Mais c'est aussi ce qui sauvera peut-être sa vie en 1967, alors qu'elle doit accompagner Otis Redding en concert mais qu'elle préfère rester auprès de sa famille. Peut-être connaissez vous la suite tragique de l'histoire... L'avion d'Otis s'écrase, ce dernier meurt dans l'accident ainsi que 4 membres des Bar-Kays. Le label Stax connaît après le tragique événement quelques grosses difficultés.

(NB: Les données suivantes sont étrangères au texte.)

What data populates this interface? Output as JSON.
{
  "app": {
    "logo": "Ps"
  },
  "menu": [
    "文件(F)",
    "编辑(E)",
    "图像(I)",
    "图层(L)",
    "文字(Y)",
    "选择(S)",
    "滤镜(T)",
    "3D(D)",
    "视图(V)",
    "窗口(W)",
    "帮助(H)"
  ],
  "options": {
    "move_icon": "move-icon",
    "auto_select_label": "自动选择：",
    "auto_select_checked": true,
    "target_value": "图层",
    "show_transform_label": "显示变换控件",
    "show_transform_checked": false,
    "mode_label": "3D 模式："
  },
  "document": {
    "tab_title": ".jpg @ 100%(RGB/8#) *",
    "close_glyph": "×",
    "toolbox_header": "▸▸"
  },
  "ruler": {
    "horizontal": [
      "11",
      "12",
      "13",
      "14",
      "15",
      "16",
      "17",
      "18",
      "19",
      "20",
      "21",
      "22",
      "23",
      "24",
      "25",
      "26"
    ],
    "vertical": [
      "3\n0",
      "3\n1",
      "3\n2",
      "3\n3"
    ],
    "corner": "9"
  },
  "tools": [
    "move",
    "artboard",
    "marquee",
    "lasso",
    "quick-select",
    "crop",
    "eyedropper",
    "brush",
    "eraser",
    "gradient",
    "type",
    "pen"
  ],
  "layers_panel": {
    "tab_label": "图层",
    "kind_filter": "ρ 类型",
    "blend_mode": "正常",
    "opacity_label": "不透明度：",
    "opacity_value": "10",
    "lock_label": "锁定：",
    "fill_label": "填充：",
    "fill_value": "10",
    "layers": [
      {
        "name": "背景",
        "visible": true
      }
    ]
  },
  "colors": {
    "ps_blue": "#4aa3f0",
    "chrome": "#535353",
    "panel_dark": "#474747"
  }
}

Aujourd'hui, ça serait dommage de passer à côté de la réédition du label Light In The Atic, la voix de Wendy est sur toutes les pistes, aussi puissante que sur le seul tube véritablement connu, les arrangements sont à l'égal des autres productions de Stax, des prises live vivifiantes, un répertoire sous un mélange de gospel, de r'n'b, et de blues vraiment sincère, qui ne vieillit pas et qui mérite vraiment d'être écouté.

CONNIE CONVERSE

Elle qui voulait fuir et être oubliée n'y est finalement pas entièrement parvenue, ses chansons sont encore écoutées grâce à une réédition sortie en 2009. Des chansons enregistrées avec un petit magnéto dans la cuisine d'un ami à Connie, en 1954 à Greenwich Village bien avant le revival de la folk, et les succès de Joan Baez et Bob Dylan. La plupart étaient des histoires de solitude, de rejet, de trahison, souvent racontées avec humour et ironie. Un monde un peu sombre.


Elle est une des premières, si ce n'est pas la première, autrice-compositrice et interprète. Musicalement ses chansons sont inspirées de la folk traditionnelle, du blues ainsi que de la musique classique, et sa façon de chanter emprunte ce qu'on lui a appris à l'église. Mais ses mélodies sont douces, subtiles et très particulières.


Elle n'a jamais eu de succès dans les années où elle a composé, sa famille rejetait même son parcours musical (son père ne voulait pas l'entendre chanter). A en croire les quelques articles sur elle, au début des années 1970, elle commence à boire avec excès et sombre dans une dépression. C'est en 1974 qu'elle plie bagages et s'enfuit à bord de sa Coccinelle Volkswagen, après avoir pris soin de laisser quelques mots à ses proches censés expliquer son départ. Et depuis, silence.


"Laissez-moi partir. Laissez-moi être si je le peux. Laissez-moi ne pas être si je ne le peux pas."